Damned if I know. Hey, my high school class was such a bunch of procrastinators, they had a big 26th reunion party!

Tuesday, November 21, 2006

Interactive TV

I don't understand all the excitement over this new technology called Interactive TV. To my mind, the one and only virtue of TV is that it is NOT interactive. I firmly believe in every citizen's right to sit in his or her underwear, feet up on the coffee table, immured in beer and potato chips, and stare moronically at the flickering phosphors of the TV set, or home entertainment system as we like to say nowadays. I will defend to the death this basic right, as long as it's during a commercial.

I don't mean to criticize all the technologists and scientists who even now are working feverishly to bring this miracle to our homes. I'm sure their motives are purely altruistic, and they see no other consequence of this technology than the enrichment of our lives, and the betterment of our planet for generations to come. Why else would they do it?
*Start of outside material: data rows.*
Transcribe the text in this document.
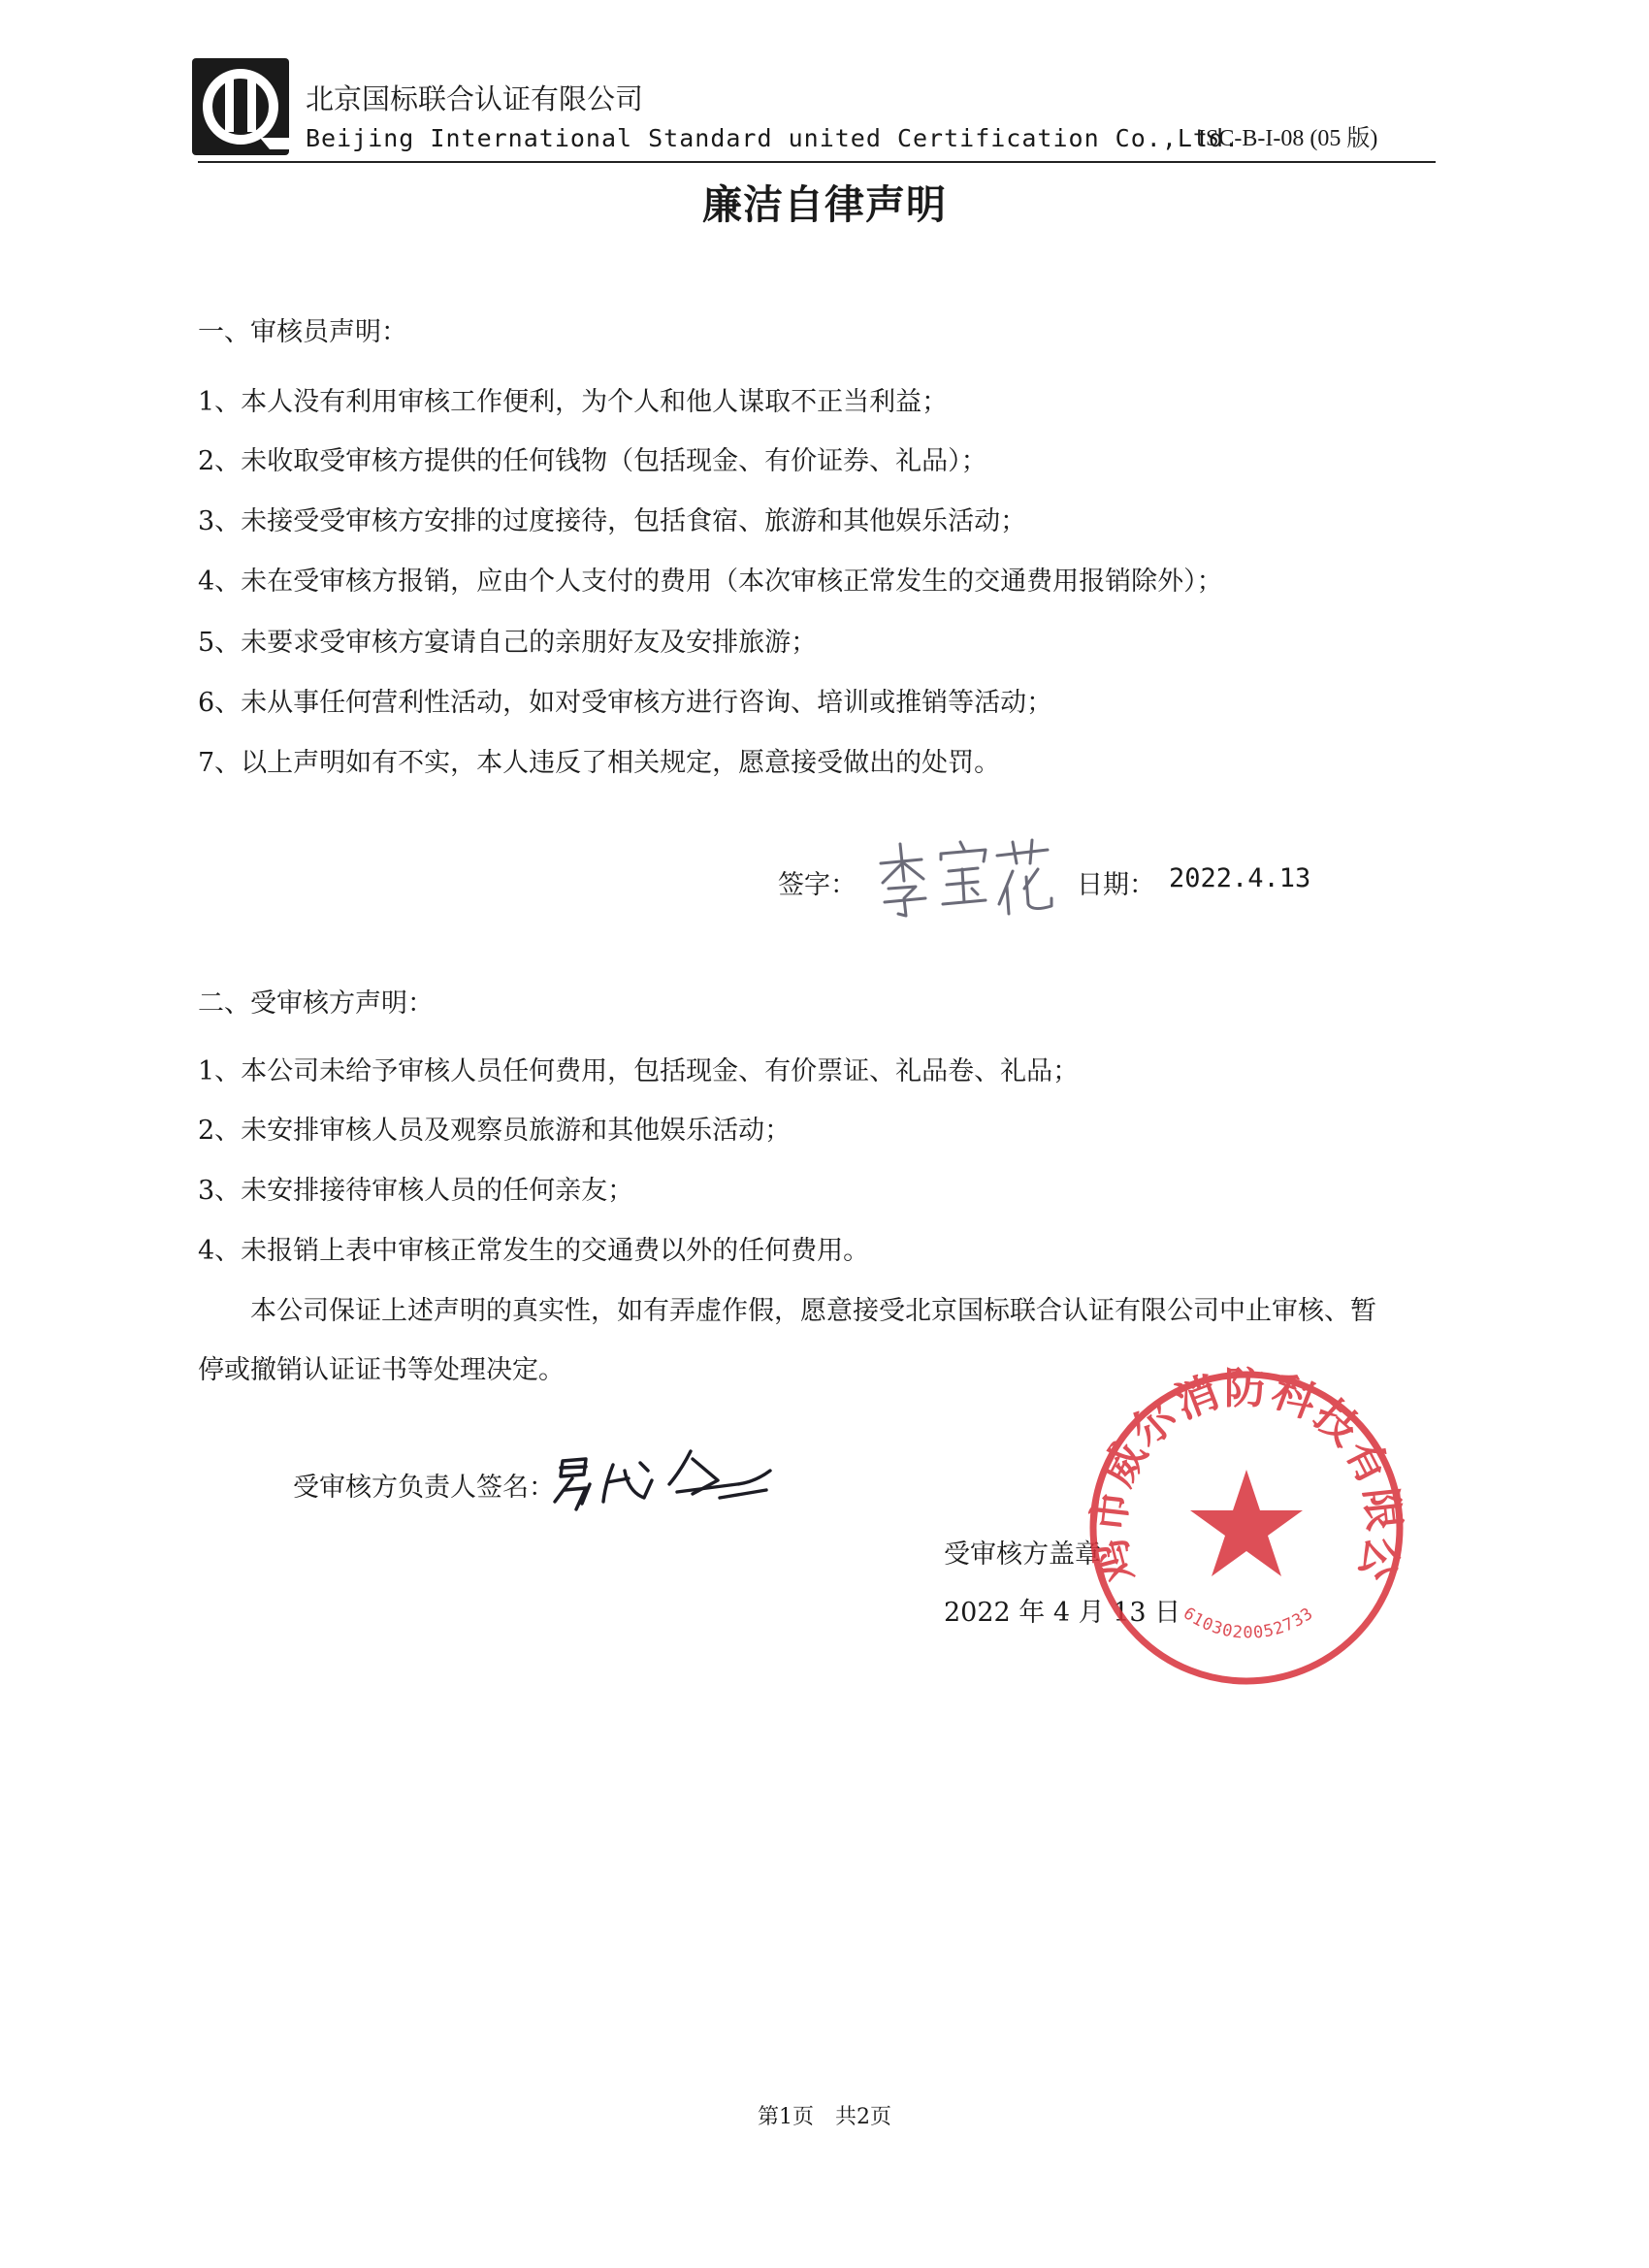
北京国标联合认证有限公司
Beijing International Standard united Certification Co.,Ltd.
ISC-B-I-08 (05 版)
廉洁自律声明
一、审核员声明：
1、本人没有利用审核工作便利，为个人和他人谋取不正当利益；
2、未收取受审核方提供的任何钱物（包括现金、有价证券、礼品）；
3、未接受受审核方安排的过度接待，包括食宿、旅游和其他娱乐活动；
4、未在受审核方报销，应由个人支付的费用（本次审核正常发生的交通费用报销除外）；
5、未要求受审核方宴请自己的亲朋好友及安排旅游；
6、未从事任何营利性活动，如对受审核方进行咨询、培训或推销等活动；
7、以上声明如有不实，本人违反了相关规定，愿意接受做出的处罚。
签字：	日期： 2022.4.13
二、受审核方声明：
1、本公司未给予审核人员任何费用，包括现金、有价票证、礼品卷、礼品；
2、未安排审核人员及观察员旅游和其他娱乐活动；
3、未安排接待审核人员的任何亲友；
4、未报销上表中审核正常发生的交通费以外的任何费用。
本公司保证上述声明的真实性，如有弄虚作假，愿意接受北京国标联合认证有限公司中止审核、暂
停或撤销认证证书等处理决定。
受审核方负责人签名：
受审核方盖章
2022 年 4 月 13 日
鸡市威尔消防科技有限公
6103020052733
第1页　共2页
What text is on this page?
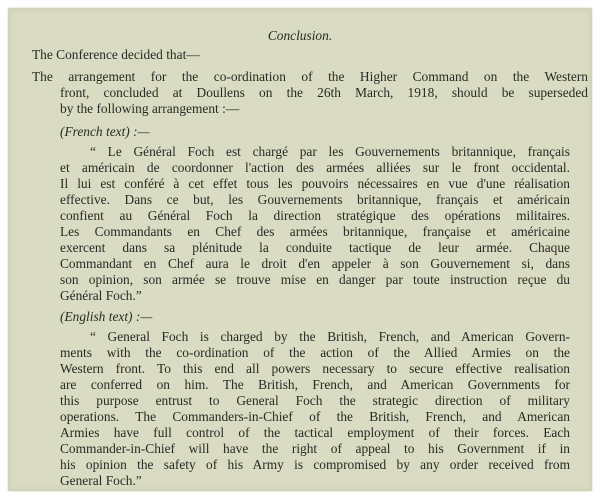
Conclusion.
The Conference decided that—
The arrangement for the co-ordination of the Higher Command on the Western
front, concluded at Doullens on the 26th March, 1918, should be superseded
by the following arrangement :—
(French text) :—
“ Le Général Foch est chargé par les Gouvernements britannique, français
et américain de coordonner l'action des armées alliées sur le front occidental.
Il lui est conféré à cet effet tous les pouvoirs nécessaires en vue d'une réalisation
effective. Dans ce but, les Gouvernements britannique, français et américain
confient au Général Foch la direction stratégique des opérations militaires.
Les Commandants en Chef des armées britannique, française et américaine
exercent dans sa plénitude la conduite tactique de leur armée. Chaque
Commandant en Chef aura le droit d'en appeler à son Gouvernement si, dans
son opinion, son armée se trouve mise en danger par toute instruction reçue du
Général Foch.”
(English text) :—
“ General Foch is charged by the British, French, and American Govern-
ments with the co-ordination of the action of the Allied Armies on the
Western front. To this end all powers necessary to secure effective realisation
are conferred on him. The British, French, and American Governments for
this purpose entrust to General Foch the strategic direction of military
operations. The Commanders-in-Chief of the British, French, and American
Armies have full control of the tactical employment of their forces. Each
Commander-in-Chief will have the right of appeal to his Government if in
his opinion the safety of his Army is compromised by any order received from
General Foch.”
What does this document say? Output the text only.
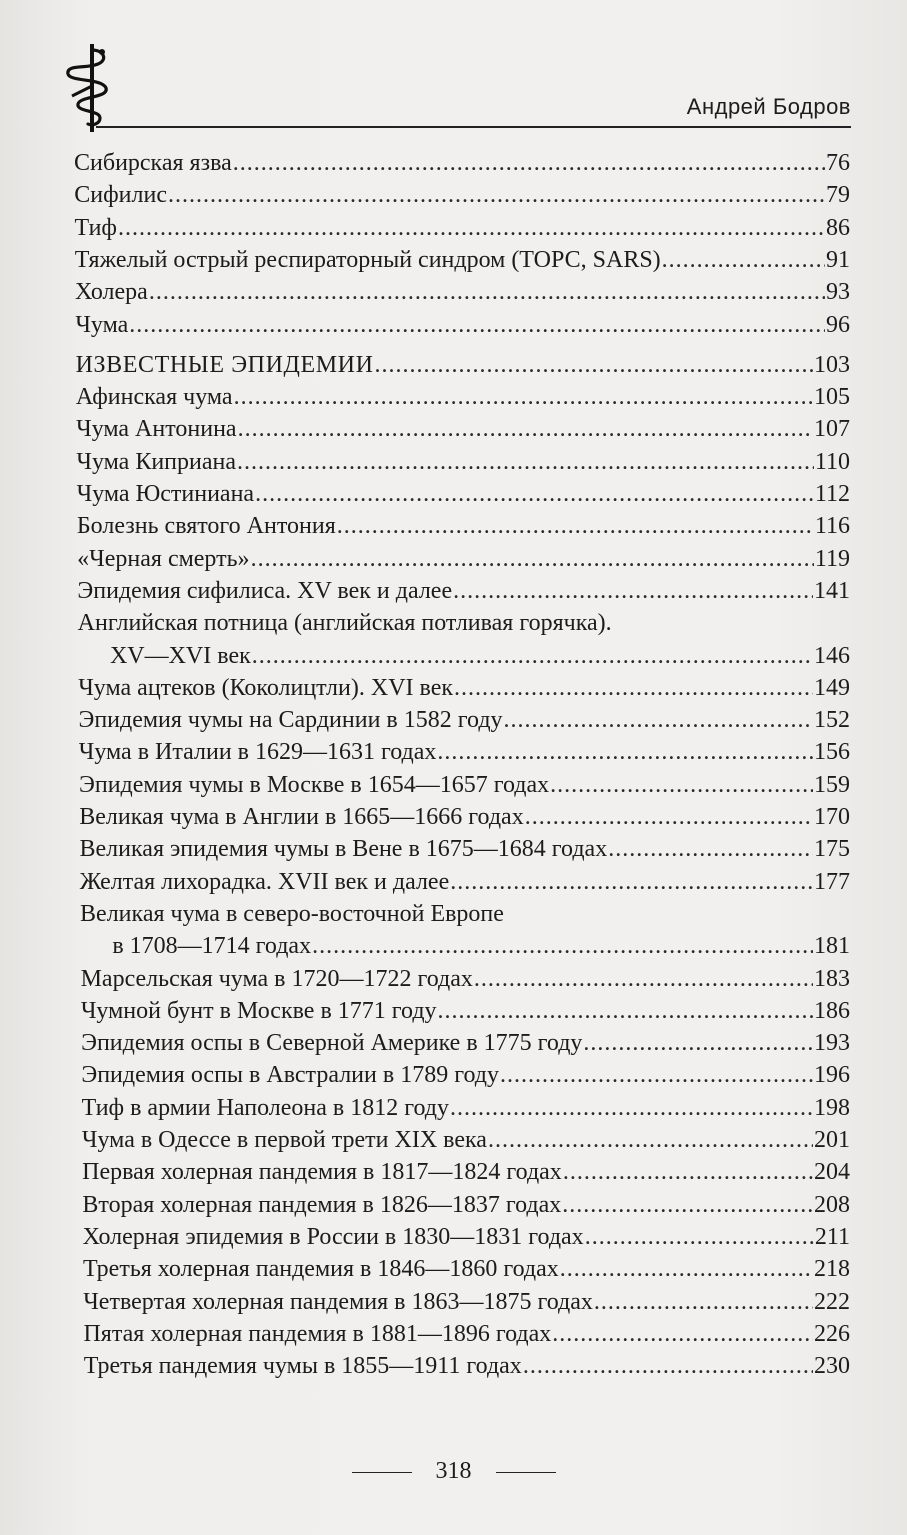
Андрей Бодров
Сибирская язва .....	76
Сифилис .....	79
Тиф .....	86
Тяжелый острый респираторный синдром (ТОРС, SARS) .....	91
Холера .....	93
Чума .....	96
ИЗВЕСТНЫЕ ЭПИДЕМИИ .....	103
Афинская чума .....	105
Чума Антонина .....	107
Чума Киприана .....	110
Чума Юстиниана .....	112
Болезнь святого Антония .....	116
«Черная смерть» .....	119
Эпидемия сифилиса. XV век и далее .....	141
Английская потница (английская потливая горячка).
XV—XVI век .....	146
Чума ацтеков (Коколицтли). XVI век .....	149
Эпидемия чумы на Сардинии в 1582 году .....	152
Чума в Италии в 1629—1631 годах .....	156
Эпидемия чумы в Москве в 1654—1657 годах .....	159
Великая чума в Англии в 1665—1666 годах .....	170
Великая эпидемия чумы в Вене в 1675—1684 годах .....	175
Желтая лихорадка. XVII век и далее .....	177
Великая чума в северо-восточной Европе
в 1708—1714 годах .....	181
Марсельская чума в 1720—1722 годах .....	183
Чумной бунт в Москве в 1771 году .....	186
Эпидемия оспы в Северной Америке в 1775 году .....	193
Эпидемия оспы в Австралии в 1789 году .....	196
Тиф в армии Наполеона в 1812 году .....	198
Чума в Одессе в первой трети XIX века .....	201
Первая холерная пандемия в 1817—1824 годах .....	204
Вторая холерная пандемия в 1826—1837 годах .....	208
Холерная эпидемия в России в 1830—1831 годах .....	211
Третья холерная пандемия в 1846—1860 годах .....	218
Четвертая холерная пандемия в 1863—1875 годах .....	222
Пятая холерная пандемия в 1881—1896 годах .....	226
Третья пандемия чумы в 1855—1911 годах .....	230
318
I, however, unrecoverable cynic that I am, view this all as a plot to deprive me, and others like me (numbering in the ones) of our precious mental inertia. Remember that old notion, inertia? That's the law that says: "A body at rest tends to remain at rest, unless acted upon by his wife." Well, that applies to minds as well as bodies.

Now before you get the wrong idea, let me explain that the mind is most active, most creatively fertile, while watching TV. What could be more stimulating than contemplating the possibility, however remote, that Simon Cowell will again bruskly dismiss another would-be Idol? Or that the interns on Gray's Anatomy will unwittingly divulge the most intimate details of their sexual exploits to their patients? And what, of course, could possibly provide more mental stimulation than professional wrestling?

And if you don't want all that mental activity, there's always the evening news.

So I say we must fight against interactive TV. Stand up for ... ok, well sit down for your right to remain passive. Whatever.

Introduction

Ok, so I have a love/hate relationship with technology. I love checking out the latest and greatest gadgets. I want wall-to-wall flat panel TV screens, all HDTV/DVD/PS3/Wii enabled, with multi-function remotes, etc. I want GPS, GSM, GPRS, WiFi, 16 Mp, 4 GB and all that that entails.

On the other hand, none of this will work for more than 6 months. The MTBF ("Mean time between failure") of these gadgets is somewhat less than the time to get them home. Everything's made of the flimsiest possible materials, the poorest quality construction, and the lamest design as far as usable buttons, readable menus, etc.

And if it does last 6 months, it will be obsolete anyway.

So, this will be a place where I rant about technology in general, and about digital media in particular. I may occasionally sprinkle in some helpful information. Please excuse these lapses in judgment.